Though the relevance of liberal education for human nature is profound, few men appear to be aware of its importance, and those who are aware seem only to be imperfectly conscious of it. Yet despite our overwhelming preoccupation with practical matters, the desire to know does not altogether escape any of us. Hence Aristotle can say, at the beginning of the Metaphysics, that “men are by nature philosophers, lovers of wisdom.”
It is true, further, that men cannot remain ignorant of the need to educate themselves about philosophical matters without consequences. To remain in such a state is to live in a way that is less than human. Socrates had this in mind when he judged that “the unexamined life is not worth living.” To deny philosophy on the other hand is impossible. “You say,” writes Aristotle in a celebrated dilemma, “one must philosophize. Then you must philosophize. You say one should not philosophize. Then (to prove your contention) you must philosophize. In any case you must philosophize.”
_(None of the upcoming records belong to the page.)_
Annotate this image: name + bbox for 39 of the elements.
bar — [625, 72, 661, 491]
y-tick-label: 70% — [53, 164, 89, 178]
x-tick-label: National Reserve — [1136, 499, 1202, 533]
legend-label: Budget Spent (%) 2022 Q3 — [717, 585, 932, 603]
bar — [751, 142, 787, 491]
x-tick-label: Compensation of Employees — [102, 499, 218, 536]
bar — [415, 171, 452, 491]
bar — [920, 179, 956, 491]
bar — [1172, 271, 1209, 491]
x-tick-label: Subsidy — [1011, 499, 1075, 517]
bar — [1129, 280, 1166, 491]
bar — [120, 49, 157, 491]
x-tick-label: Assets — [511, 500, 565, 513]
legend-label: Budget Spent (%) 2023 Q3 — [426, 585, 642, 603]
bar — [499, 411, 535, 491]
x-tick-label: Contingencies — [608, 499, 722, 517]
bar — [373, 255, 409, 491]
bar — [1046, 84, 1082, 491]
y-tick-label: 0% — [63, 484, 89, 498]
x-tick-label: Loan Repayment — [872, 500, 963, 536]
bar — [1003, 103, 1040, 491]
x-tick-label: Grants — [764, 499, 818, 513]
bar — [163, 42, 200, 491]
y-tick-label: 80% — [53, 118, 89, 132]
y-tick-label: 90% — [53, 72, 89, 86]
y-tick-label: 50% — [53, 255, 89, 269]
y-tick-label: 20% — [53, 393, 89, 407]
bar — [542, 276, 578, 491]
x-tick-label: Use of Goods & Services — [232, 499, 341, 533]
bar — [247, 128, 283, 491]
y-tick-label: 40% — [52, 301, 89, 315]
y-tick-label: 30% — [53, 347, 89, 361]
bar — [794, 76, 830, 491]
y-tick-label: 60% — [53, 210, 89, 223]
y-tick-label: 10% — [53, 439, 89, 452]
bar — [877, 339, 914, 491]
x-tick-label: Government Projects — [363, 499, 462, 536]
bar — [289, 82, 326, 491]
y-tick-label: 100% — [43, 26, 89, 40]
The questions pursued by liberal education are inescapable. So long as man exists these questions will emerge, and if they are not answerable truthfully, then man lives enslaved in darkness or in error. And when a doctrine such as that of academic freedom rules over all efforts to pursue these questions, as is the case in our times, we become like those silly women of whom the Apostle says that they are “always learning, and never able to come to a knowledge of the truth.” (II Tim. 3:7) We remain slaves.